On September 22, Lord Turner, the Chairman of the UK Financial Services Authority (FSA), gave a speech in which he emphasized that the momentum for regulatory reform needs to be maintained and restated his belief that if a more robust global capital and liquidity regime for banks is not implemented now, a similar crisis to that of 2008-9 may occur in the future.

Lord Turner described the current financial crisis as having been “cooked up in trading rooms where not just a few but many people earned annual bonuses equal to a lifetime’s earnings of some of those now suffering the consequences.” He went on to describe it as “the worst crisis for 70 years” and said that a worse outcome was “only averted by quite exceptional policy measures.”

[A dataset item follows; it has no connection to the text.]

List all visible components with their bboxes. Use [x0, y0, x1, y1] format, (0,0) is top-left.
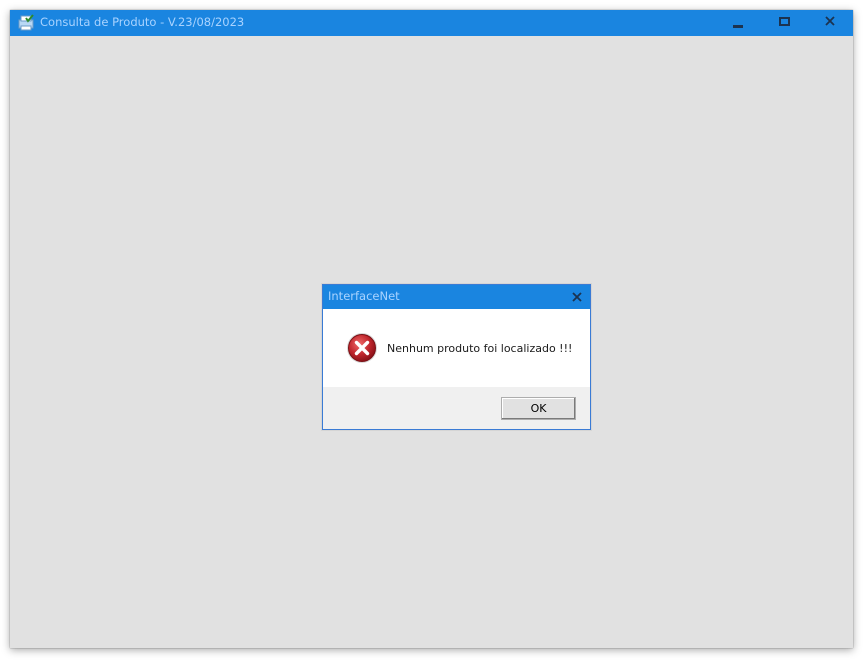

Lord Turner said that he maintained his belief that the City of London should continue to be a major provider of wholesale financial services to the rest of the world. However, he also reiterated that some financial innovation is not valuable, some trading activity is not useful, and a larger financial system is not necessarily a better one. The financial industry has an ability to “generate unnecessary demand” for its services, as “more trading and more financial innovation can under some circumstances create harmful volatility against which customers have to hedge, creating more demand for trading liquidity and innovative products.”

Lord Turner stated that the banking industry needed to restore trust in the vital role that it performs. Banks should be refocusing on their core social and economic functions of providing savings, credit and payment products to customers, instead of focusing on over-complex products that are “of no real use to humanity.” This may mean that banks will be lower return, but also lower risk, investments: “Bank investments might become more boring, but after the last year, there’s a lot to be said for boring.”

The FSA’s response to the crisis has concentrated on ensuring that banks have more capital and liquidity both through domestic requirements and international agreements. But recently, public concern has been more focused on the debate surrounding bonus levels. When commenting on this, Lord Turner said that the FSA has led the world in introducing rules that focus on reducing risk.

He concluding by advising that the Financial Stability Board’s forthcoming report to the G20 will state that it is essential that banks prioritize using profits to rebuild their capital base, support lending and reduce risks rather than to pay high bonuses. Lord Turner believes that regulators have a legitimate interest in banks’ aggregate bonus payments where these have implications for their financial resources position.